Friday, January 27, 2006

Good and bad surprises from the cellar

Knowing when it is the right time to drink a wine is always a challenge. You can always try to compute a window of drinkability based on numerous factors such as tannins, acidity, appellation, vintage, varietal, winemaker, ageability of the wine in past vintage, not to forget the storage conditions. But far too many parameters influence how wine ages and whatever you compute is only a rough approximation. Consequently, opening a bottle of mature wine often produces surprising — and for me, fascinating — results. A wine that you expected to age well can be disappointingly passed its prime time. On the contrary, a modest wine may turn out to be delicious.

I prefer drinking my wines in their full adulthood, when they have shed their baby fat and picked up complexity. But at the same time, I am always afraid to wait too long and miss their peak. In fact, I regularly check my cellar inventory looking for wines that might have started to decline.

This is how I recently found two bottles that looked suspicious: a 1996 Puligny-Montrachet Premier Cru Les Folatières Domaine Jean-Marc Boillot and a 1995 Geyser Peak Cabernet Sauvignon Sonoma County. I opened the Puligny-Montrachet first. The wine had a encouraging bright golden color but the nose was rather shy with hints of cheesy aromas. On the palate, the wine had more cheesy off-flavors covering a once opulent nutty body. I retasted the wine the day after. It had become completely undrinkable and I immediately poured it down the sink.

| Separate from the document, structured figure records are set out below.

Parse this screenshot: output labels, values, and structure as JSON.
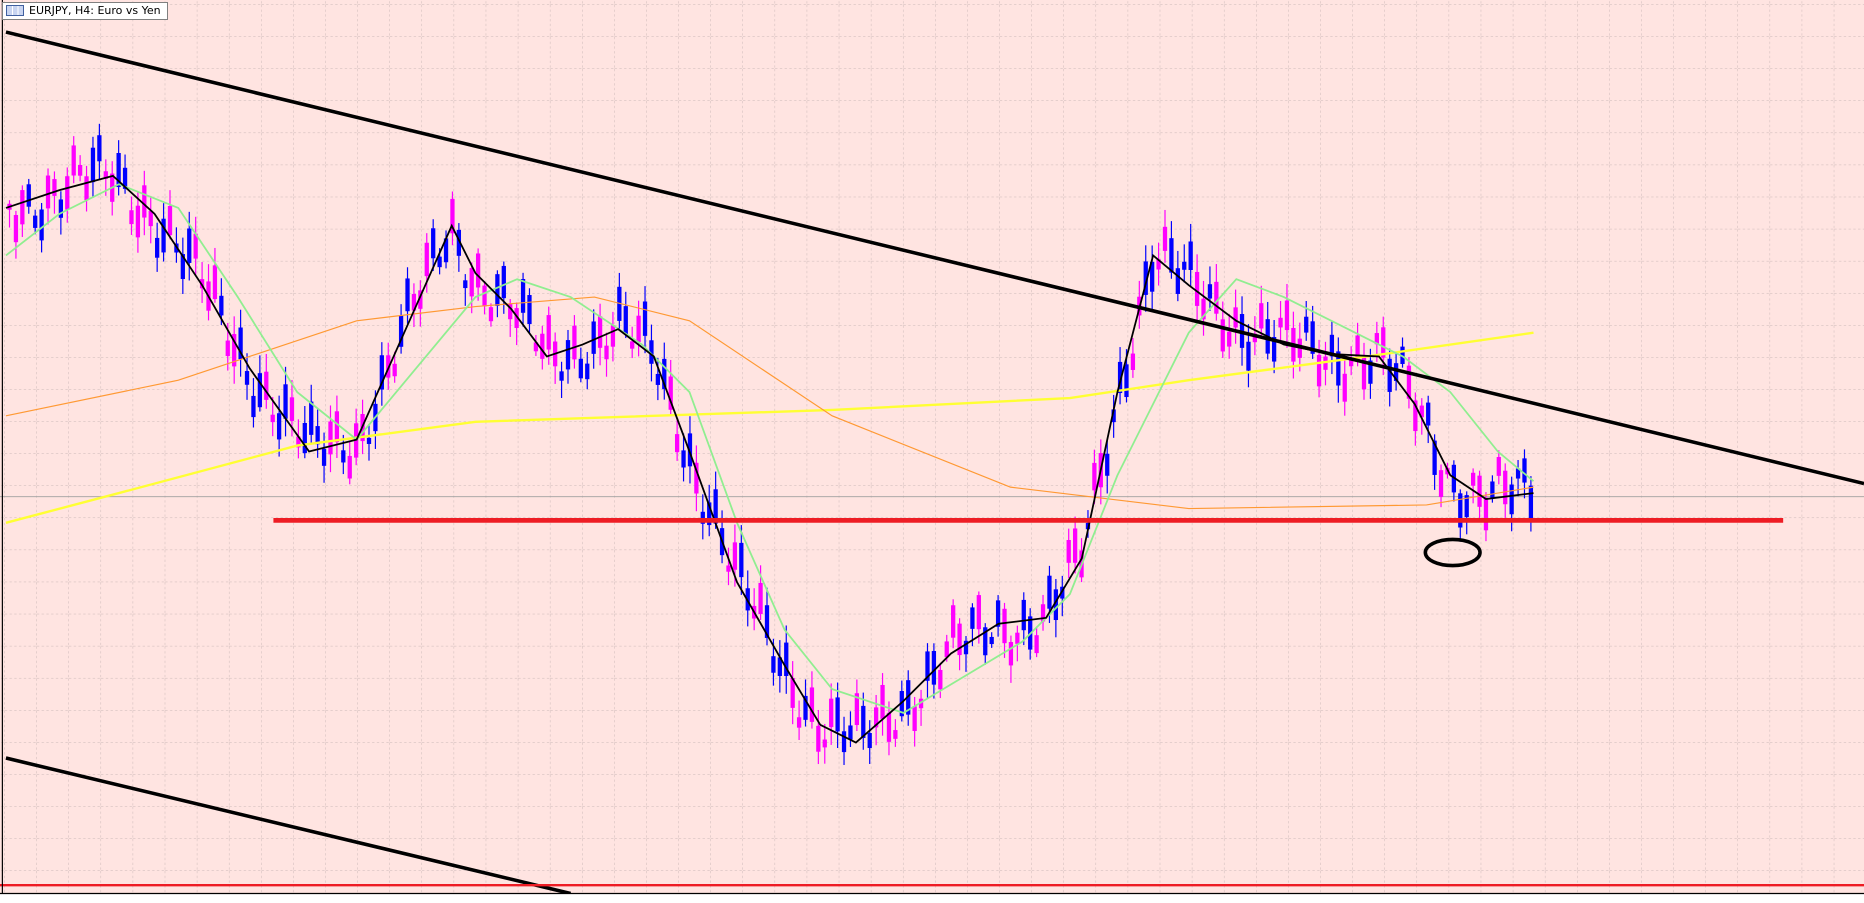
{
  "window": {
    "title": "EURJPY, H4:  Euro vs Yen"
  }
}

Then I tried the Geyser Peak. This Cabernet Sauvignon has always been known for its excellent quality-price ratio but not specifically for its ability to age. The wine had a deep red color that hardly showed any sign of age. On the nose, I found black currant and earthy aromas more typical of Bordeaux. On the palate, it was soft and elegant with hints of mushroom and chocolate flavors. Retasting it the day after, the wine was surprisingly even more delicious, exhibiting additional sweet raspberry flavors.

So how do you known when a wine is too old?

“My answer to this is straightforward,” says Matt Kramer in an humorous Wine Spectator article called When Good Wines Say Good-Bye. “A wine is too old when you have to imagine it. When you have to bring to a wine a lot more than it's bringing to you, time's up. The wine is no more.”

But when the wine is good, you don't need to use your imagination. The wine is present. It still has the power to charm you...and let you forget the other bottles that you had to pour down the sink.